The city is a center for services, business and finance and is listed as one of the world’s top ten Global Financial Centers. The World Cities Study Group at Loughborough University rated Chicago as an “alpha+ world city.” In a 2010 survey collaboration between Foreign Policy and A.T Kearney ranking cities, Chicago ranked 6th, just after Paris and Hong Kong. The ranking assesses five dimensions: value of capital markets, diversity of human capital, international information resources, international cultural resources, and political influence. Chicago has been ranked by The Atlantic as the world’s 4th most economically powerful city, and by Forbes as 5th most powerful. Chicago is a stronghold of the Democratic Party and has been home to many influential politicians.

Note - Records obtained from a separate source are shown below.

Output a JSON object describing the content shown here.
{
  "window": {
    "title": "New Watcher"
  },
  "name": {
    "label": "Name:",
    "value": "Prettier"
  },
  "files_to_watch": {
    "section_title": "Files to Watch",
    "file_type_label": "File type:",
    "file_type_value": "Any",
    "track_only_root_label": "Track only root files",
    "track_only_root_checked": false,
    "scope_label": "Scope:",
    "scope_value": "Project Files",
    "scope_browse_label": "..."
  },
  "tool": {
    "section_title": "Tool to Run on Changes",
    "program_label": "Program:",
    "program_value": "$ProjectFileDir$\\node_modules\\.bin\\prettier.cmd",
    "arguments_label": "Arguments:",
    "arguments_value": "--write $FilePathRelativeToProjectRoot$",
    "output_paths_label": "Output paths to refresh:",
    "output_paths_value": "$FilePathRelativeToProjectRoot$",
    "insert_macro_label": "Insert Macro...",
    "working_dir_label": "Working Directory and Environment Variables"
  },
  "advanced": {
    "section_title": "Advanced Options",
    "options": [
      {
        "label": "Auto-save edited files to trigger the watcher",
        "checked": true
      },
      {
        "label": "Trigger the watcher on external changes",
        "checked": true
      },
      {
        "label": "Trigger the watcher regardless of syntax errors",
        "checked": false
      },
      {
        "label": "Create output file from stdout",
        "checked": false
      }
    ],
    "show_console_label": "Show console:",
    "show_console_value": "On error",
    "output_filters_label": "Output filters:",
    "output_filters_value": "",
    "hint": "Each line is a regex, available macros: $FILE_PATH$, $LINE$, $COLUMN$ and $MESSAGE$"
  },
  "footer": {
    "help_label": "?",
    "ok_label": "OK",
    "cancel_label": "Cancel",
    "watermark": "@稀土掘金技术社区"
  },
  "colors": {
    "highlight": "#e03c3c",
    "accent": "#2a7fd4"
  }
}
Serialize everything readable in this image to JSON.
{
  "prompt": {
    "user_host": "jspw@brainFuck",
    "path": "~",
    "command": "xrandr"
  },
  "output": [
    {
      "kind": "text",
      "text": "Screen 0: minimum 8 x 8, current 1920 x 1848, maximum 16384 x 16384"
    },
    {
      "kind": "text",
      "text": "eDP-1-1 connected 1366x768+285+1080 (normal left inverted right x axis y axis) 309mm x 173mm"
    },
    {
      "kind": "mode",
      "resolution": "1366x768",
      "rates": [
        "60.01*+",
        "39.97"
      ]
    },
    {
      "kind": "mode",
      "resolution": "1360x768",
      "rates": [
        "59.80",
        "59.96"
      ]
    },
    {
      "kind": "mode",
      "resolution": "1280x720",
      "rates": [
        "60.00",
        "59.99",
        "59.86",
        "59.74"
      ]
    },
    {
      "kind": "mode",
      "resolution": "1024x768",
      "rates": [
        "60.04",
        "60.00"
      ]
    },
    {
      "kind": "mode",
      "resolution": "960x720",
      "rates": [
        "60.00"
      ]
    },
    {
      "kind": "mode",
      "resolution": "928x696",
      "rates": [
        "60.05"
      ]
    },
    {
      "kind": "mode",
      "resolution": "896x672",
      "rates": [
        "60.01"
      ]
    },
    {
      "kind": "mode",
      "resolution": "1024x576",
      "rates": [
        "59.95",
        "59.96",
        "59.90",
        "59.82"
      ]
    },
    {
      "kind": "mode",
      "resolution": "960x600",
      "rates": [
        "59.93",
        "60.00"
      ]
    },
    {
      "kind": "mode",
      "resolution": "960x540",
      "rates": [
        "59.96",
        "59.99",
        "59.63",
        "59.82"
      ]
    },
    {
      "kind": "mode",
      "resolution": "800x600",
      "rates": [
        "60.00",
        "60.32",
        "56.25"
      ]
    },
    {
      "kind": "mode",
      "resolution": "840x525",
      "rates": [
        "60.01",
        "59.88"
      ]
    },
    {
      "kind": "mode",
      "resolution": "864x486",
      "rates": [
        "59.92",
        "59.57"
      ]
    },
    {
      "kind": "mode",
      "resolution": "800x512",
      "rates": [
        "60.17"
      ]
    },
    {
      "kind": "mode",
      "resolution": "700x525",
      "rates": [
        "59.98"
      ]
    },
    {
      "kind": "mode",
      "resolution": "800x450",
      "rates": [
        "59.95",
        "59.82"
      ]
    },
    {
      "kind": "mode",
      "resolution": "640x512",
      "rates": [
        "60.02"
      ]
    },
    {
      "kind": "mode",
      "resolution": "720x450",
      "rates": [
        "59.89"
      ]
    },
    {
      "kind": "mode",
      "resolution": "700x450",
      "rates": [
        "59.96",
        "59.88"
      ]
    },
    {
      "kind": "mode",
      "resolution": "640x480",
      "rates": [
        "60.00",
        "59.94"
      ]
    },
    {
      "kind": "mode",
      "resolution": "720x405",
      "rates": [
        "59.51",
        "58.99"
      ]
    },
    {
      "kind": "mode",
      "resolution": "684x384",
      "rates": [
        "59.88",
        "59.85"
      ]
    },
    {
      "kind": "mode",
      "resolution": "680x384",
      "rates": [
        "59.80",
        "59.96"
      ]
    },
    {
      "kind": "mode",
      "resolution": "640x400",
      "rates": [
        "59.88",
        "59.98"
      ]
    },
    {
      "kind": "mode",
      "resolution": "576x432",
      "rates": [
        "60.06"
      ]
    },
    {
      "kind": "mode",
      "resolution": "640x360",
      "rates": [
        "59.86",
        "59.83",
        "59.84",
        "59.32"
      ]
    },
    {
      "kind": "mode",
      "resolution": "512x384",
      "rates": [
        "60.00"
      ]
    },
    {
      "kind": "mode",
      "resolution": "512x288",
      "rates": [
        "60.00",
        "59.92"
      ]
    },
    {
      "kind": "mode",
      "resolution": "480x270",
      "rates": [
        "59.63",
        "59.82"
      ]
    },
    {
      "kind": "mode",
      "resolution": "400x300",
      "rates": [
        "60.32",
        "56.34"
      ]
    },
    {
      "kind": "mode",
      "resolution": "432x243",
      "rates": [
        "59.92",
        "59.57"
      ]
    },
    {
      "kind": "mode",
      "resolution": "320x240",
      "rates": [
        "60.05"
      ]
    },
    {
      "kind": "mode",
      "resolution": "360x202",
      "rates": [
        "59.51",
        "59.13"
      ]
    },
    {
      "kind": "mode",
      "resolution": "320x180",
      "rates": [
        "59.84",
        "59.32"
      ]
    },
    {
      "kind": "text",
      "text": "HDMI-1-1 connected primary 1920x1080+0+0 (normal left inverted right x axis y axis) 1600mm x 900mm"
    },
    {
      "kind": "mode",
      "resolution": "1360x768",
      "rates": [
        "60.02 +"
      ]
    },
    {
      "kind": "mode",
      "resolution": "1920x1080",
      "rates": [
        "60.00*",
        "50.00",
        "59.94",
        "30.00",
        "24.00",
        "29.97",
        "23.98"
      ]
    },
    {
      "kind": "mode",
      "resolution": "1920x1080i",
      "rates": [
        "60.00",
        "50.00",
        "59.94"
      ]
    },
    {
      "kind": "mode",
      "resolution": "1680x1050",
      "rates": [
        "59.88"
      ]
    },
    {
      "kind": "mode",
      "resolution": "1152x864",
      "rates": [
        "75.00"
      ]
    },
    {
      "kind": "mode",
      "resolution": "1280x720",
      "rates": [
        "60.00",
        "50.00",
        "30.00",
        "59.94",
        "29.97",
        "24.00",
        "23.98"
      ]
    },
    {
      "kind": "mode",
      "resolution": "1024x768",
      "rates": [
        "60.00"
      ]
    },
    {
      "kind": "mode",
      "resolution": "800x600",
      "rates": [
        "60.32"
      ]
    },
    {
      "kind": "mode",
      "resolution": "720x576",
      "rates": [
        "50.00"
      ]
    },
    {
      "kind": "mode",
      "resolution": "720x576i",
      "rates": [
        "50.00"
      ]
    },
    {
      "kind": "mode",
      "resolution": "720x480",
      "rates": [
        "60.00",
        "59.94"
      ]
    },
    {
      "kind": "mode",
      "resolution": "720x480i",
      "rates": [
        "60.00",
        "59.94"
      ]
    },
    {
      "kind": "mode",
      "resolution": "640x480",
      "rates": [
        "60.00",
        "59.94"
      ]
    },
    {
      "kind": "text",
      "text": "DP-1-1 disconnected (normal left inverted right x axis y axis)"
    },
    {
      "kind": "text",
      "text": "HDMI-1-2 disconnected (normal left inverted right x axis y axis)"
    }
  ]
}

The city’s notoriety expressed in popular culture is found in novels, plays, movies, songs, various types of journals (for example, sports, entertainment, business, trade, and academic), and the news media. Chicago has numerous nicknames, which reflect the impressions and opinions about historical and contemporary Chicago. The best known include: “Chi-town,” “Windy City,” “Second City,” and the “City of Big Shoulders.” Chicago has also been called “the most American of big cities.” Lake Michigan is the only one of the Great Lakes wholly within the borders of the United States; the others are shared with Canada. It has a surface area of 22,400 square miles,making it the largest lake entirely within one country by surface area (Lake Baikal, in Russia, is larger by water volume), and the fifth largest lake in the world. It is 307 miles (494 km) long by 118 miles (190 km) wide with a shoreline 1,640 miles (2,640 km) long. The lake’s average depth is 279 feet (85 m), while its greatest depth is 923 feet (281 m). It contains a volume of 1,180 cubic miles (4,918 km³) of water. Its surface averages 577 feet (176 m) above sea level, the same as Lake Huron, to which it is connected through the Straits of Mackinac.